I found the Roundup article about Wendy Rogers’ take on the Confederate General Robert E. Lee interesting. It reminded me of the different ways history has viewed Robert E. Lee and the Union General Ulysses S. Grant.

Lee was a brilliant general for the South. He was a tall religious man. His dress was precise. He looked like a general. Hell, even his horse looked like a general’s horse. He is remembered for being the primary defender of slavery and the Southern way of life.

Grant was short. He didn’t dress particularly well. He had a reputation for drinking too much. After many other Union generals failed to end the war, it fell to Grant to save the Union and end slavery.

Prior to Grant, the Southern and Northern armys would engage in a battle and then withdraw and regroup. Grant’s approach to battle was different. Unlike his predecessors, he understood that the strength of the wolf lies in the pack. He would attack and attack and then attack again. He didn’t allow the Southern forces to rest or regroup. The tactic was not pretty. It was very brutal, but it was extremely effective. He didn’t defeat Lee’s army as much as he bludgeoned them into submission.

President Lincoln gets credit for his leadership and oratory in freeing the slaves. The truth, however, is Lincoln’s vision required “blood and iron.” The hammer that made this happen was General Grant.

One 160 years later, history has treated these two men differently. Robert E. Lee, the defender of slavery, has a university named after him, a military installation and numerous statutes.

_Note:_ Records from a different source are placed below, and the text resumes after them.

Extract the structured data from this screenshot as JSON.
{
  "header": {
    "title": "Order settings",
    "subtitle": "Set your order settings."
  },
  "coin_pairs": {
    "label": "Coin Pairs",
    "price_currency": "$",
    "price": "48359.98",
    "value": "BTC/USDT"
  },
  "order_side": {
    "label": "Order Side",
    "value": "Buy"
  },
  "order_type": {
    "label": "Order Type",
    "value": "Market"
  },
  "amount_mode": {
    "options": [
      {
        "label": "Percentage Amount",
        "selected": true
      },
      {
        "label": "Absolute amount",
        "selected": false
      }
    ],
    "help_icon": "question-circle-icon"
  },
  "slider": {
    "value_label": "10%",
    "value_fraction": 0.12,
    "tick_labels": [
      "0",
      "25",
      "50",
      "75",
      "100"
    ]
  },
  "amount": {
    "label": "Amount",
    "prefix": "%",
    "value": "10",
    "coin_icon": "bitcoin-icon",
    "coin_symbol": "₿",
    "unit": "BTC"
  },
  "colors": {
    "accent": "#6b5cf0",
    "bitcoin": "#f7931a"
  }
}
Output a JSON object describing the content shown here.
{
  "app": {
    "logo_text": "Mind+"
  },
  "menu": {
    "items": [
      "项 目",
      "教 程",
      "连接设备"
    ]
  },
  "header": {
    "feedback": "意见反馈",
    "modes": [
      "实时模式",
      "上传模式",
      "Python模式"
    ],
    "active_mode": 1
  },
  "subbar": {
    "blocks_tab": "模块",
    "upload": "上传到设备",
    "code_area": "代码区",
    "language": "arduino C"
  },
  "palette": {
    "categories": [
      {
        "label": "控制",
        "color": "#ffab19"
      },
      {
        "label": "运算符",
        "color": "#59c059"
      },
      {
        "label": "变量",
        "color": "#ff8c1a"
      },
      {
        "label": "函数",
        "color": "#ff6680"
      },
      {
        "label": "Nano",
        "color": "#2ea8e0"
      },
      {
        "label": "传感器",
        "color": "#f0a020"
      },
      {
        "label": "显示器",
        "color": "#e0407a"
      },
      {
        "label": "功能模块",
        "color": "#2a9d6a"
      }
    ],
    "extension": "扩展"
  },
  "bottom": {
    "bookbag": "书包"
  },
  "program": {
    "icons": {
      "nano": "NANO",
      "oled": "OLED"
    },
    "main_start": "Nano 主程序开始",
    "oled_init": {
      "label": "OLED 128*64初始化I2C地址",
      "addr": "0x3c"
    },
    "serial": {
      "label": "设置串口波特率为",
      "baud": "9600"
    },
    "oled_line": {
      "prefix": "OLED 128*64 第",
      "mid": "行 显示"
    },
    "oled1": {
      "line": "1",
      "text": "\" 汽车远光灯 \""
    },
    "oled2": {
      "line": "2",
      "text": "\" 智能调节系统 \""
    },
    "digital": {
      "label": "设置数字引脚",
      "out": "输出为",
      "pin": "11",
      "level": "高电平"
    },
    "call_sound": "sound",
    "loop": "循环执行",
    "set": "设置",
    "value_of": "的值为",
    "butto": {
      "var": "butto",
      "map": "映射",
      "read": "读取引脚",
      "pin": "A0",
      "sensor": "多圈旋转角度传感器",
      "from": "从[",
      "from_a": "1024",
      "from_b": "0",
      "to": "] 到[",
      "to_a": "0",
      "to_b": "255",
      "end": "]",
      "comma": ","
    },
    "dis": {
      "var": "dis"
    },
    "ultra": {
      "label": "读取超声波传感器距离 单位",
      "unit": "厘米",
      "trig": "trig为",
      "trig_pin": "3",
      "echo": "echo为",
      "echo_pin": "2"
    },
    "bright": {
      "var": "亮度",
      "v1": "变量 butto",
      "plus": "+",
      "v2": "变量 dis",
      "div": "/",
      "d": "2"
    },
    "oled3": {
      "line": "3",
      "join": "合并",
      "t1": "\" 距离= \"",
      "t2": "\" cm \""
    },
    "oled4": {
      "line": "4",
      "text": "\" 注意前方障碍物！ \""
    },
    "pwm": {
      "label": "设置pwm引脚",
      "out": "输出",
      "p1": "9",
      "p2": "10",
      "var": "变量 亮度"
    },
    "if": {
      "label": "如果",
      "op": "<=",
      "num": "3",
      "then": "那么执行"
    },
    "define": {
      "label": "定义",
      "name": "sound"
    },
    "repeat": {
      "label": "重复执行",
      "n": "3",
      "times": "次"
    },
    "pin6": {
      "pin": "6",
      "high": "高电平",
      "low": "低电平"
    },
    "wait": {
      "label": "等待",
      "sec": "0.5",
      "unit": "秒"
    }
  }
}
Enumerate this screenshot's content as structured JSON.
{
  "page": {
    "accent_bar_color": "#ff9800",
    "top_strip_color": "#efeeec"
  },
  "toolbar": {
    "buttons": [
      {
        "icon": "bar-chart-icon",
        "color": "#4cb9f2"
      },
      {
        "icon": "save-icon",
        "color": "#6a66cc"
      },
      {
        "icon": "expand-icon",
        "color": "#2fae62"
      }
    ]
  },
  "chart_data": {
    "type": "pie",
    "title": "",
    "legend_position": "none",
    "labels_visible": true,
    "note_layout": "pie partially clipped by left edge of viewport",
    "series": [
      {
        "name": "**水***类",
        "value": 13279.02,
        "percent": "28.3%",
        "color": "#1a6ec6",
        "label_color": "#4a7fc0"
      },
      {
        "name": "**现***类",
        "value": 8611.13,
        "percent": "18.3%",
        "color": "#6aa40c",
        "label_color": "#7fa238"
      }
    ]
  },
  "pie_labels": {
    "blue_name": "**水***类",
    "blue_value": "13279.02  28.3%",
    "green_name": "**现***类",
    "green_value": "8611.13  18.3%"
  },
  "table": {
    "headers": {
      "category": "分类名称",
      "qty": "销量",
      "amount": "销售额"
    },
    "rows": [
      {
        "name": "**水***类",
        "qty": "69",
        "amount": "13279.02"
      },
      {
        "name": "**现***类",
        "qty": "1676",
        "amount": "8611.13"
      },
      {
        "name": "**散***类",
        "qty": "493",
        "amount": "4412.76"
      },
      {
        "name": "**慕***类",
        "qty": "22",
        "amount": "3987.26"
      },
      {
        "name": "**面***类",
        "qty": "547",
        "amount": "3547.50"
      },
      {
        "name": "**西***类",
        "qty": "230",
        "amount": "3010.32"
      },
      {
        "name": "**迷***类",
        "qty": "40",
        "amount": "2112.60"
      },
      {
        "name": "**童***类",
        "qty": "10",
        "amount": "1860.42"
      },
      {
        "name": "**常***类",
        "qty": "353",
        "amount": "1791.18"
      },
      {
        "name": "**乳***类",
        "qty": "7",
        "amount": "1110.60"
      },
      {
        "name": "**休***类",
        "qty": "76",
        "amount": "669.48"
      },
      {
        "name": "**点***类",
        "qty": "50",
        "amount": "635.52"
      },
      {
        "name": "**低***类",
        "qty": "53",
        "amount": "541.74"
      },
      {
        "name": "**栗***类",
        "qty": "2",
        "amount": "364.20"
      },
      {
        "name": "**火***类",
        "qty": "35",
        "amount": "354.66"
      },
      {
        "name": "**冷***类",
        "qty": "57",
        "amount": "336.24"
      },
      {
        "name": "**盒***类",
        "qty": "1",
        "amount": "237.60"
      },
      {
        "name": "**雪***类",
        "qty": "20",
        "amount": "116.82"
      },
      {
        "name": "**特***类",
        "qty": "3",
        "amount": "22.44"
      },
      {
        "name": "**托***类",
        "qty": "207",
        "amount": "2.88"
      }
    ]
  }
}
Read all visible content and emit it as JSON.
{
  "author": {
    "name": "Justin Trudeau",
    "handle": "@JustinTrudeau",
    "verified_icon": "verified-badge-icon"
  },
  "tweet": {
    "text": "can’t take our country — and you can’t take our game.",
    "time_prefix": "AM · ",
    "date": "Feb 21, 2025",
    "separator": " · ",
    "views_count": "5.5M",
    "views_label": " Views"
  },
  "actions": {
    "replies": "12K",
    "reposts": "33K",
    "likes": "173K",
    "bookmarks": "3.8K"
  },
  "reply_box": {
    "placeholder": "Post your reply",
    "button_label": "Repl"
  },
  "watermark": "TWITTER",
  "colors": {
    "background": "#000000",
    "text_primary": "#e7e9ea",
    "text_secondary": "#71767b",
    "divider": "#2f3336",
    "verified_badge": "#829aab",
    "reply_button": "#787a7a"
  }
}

And Ulysses S. Grant: no colleges, no military installations and only a few statutes. Apparently, it is more important that our heroes look like heroes than that they defended heroic principles.

My wife and I will occasionally watch nature shows in which one will see a majestic bull elk being chased by a pack of wolves. Like most people, I used to cheer for the elk. He was the underdog. Now I don’t. I think maybe the elk is like the legacy of American slavery. And maybe, just maybe, it is time for it to die.